Friday, December 10, 2010

Minister blames delayed migration onto SSSS on lack of data

The Minister of Employment and Social Welfare, Mr Enoch Teye Mensah, has slammed some institutions in the public sector for the slow pace at which they are providing data to enable their employees to be migrated onto the Single Spine Salary Structure (SSSS).
He did not name the institutions involved but said the situation was leading to accusations that the government was deliberately slowing the process to defer the implementation date of the SSSS to next year.
Consequently, Mr Mensah said the ministry had planned to hold meetings with those institutions in the next few days to resolve the sticky points which were preventing them from providing the necessary data to fast-track the implementation process.
Speaking at his turn at the weekly meet-the-press series in Accra yesterday, the minister said the reluctance of those institutions to submit data for the migration was due to the fact that they did not have evidence of approval for some of the current allowances they were enjoying from the Ministry of Finance and Economic Planning.
He said another reason for that attitude was the unauthorised use of internally generated funds by some institutions to pay allowances not approved by the Ministry of Finance and Economic Planning and said some of the institutions feared that the disclosure of those unapproved allowances would lead to their withdrawal by the Fair Wages and Salaries Commission (FWSC).
Mr Mensah hinted that by the end of December, five more institutions, comprising the GRATIS Foundation, the Ghana Dance Ensemble, the Council for Scientific and Industrial Research (CSIR), civilian employees working with the Ghana Armed Forces (GAF) and the Irrigation Company of Upper Region (ICOUR), would have been migrated onto the SSSS.

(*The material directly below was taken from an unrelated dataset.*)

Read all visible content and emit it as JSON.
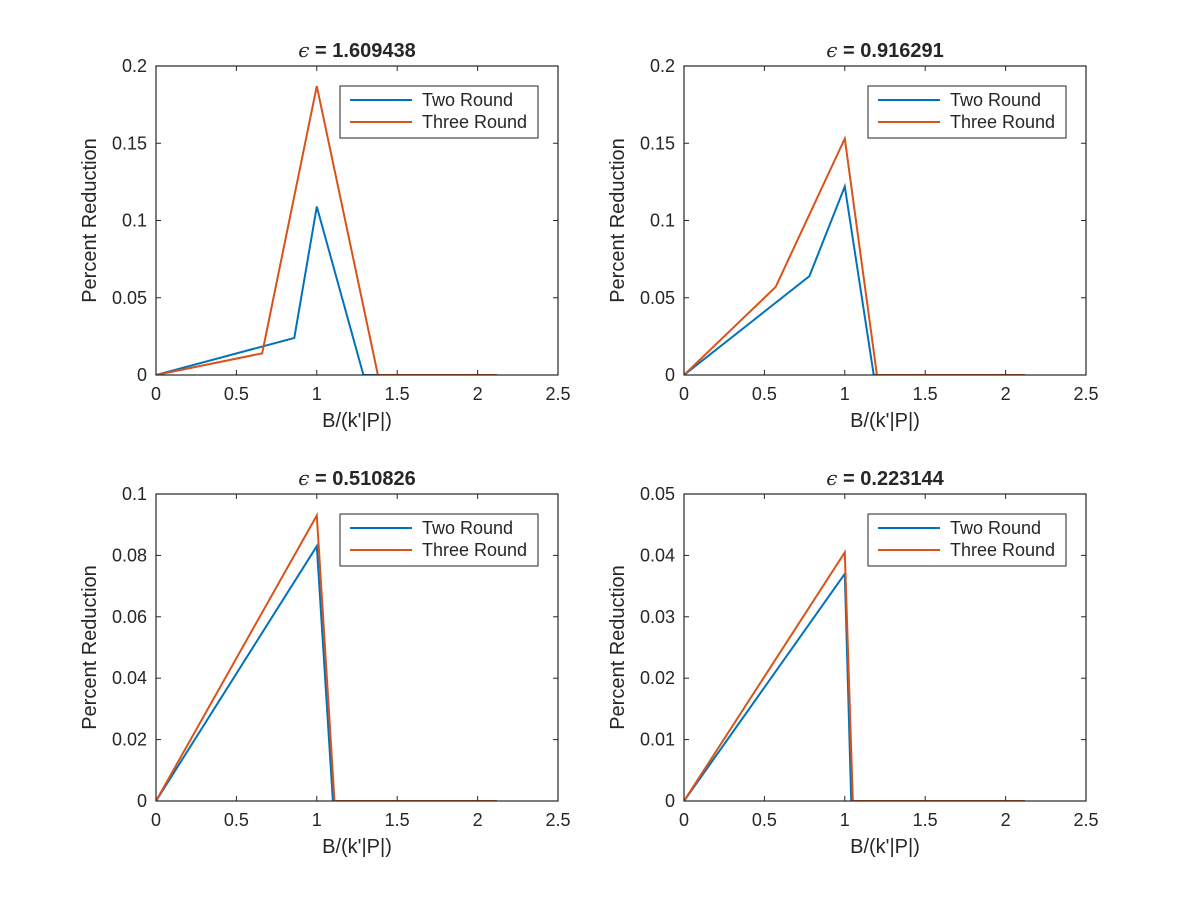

He said to meet the demands of the oil and gas industry, the Management Development and Productivity Institute (MDPI), as part of its mandate, had developed a training course for which 3,000 people had been registered to begin training by the first quarter of next year.
He pointed out that the institute would also run various Masters degree programmes in general management for public service officials, adding that through that programme, the institute intended to re-position itself as one of the training institutions providing relevant skills training and knowledge for public sector workers.
On the National Vocational Training Institute (NVTI), the minister said this year alone it had provided skills training for 9,648 trainees in the field of instructor training, school-based apprenticeship, defensive driving and on-the-job-training.
He announced that Ghana had been taken off the list of countries identified by the United States Department of Labour Executive Order 13126 to be using child labour for the production of cocoa.
He said that became possible after Ghana had established the National Programme for the Elimination of Worst Forms of Child Labour in Cocoa which put in place measures as a direct response to international agitation and the possible boycott of Ghana cocoa on the world market.
On the Osu Children’s Home, Mr Mensah said following media reports of neglect and abuse in the home, a committee was set up to investigate the allegation and it had since presented its report to him. He stated that a White Paper on it would be released in the next few days.
The minister took the opportunity to touch on other departments and agencies under his ministry, including the Labour Department, the Department of Social Welfare, the Department of Co-operatives, the Department of Factories Inspectorate and the MDPI.
Others are the NVTI, Integrated Community Centres for Employable Skills (ICCESS), the Opportunities Industrialisation Centres (OIC), Ghana and the Ghana Co-operatives College.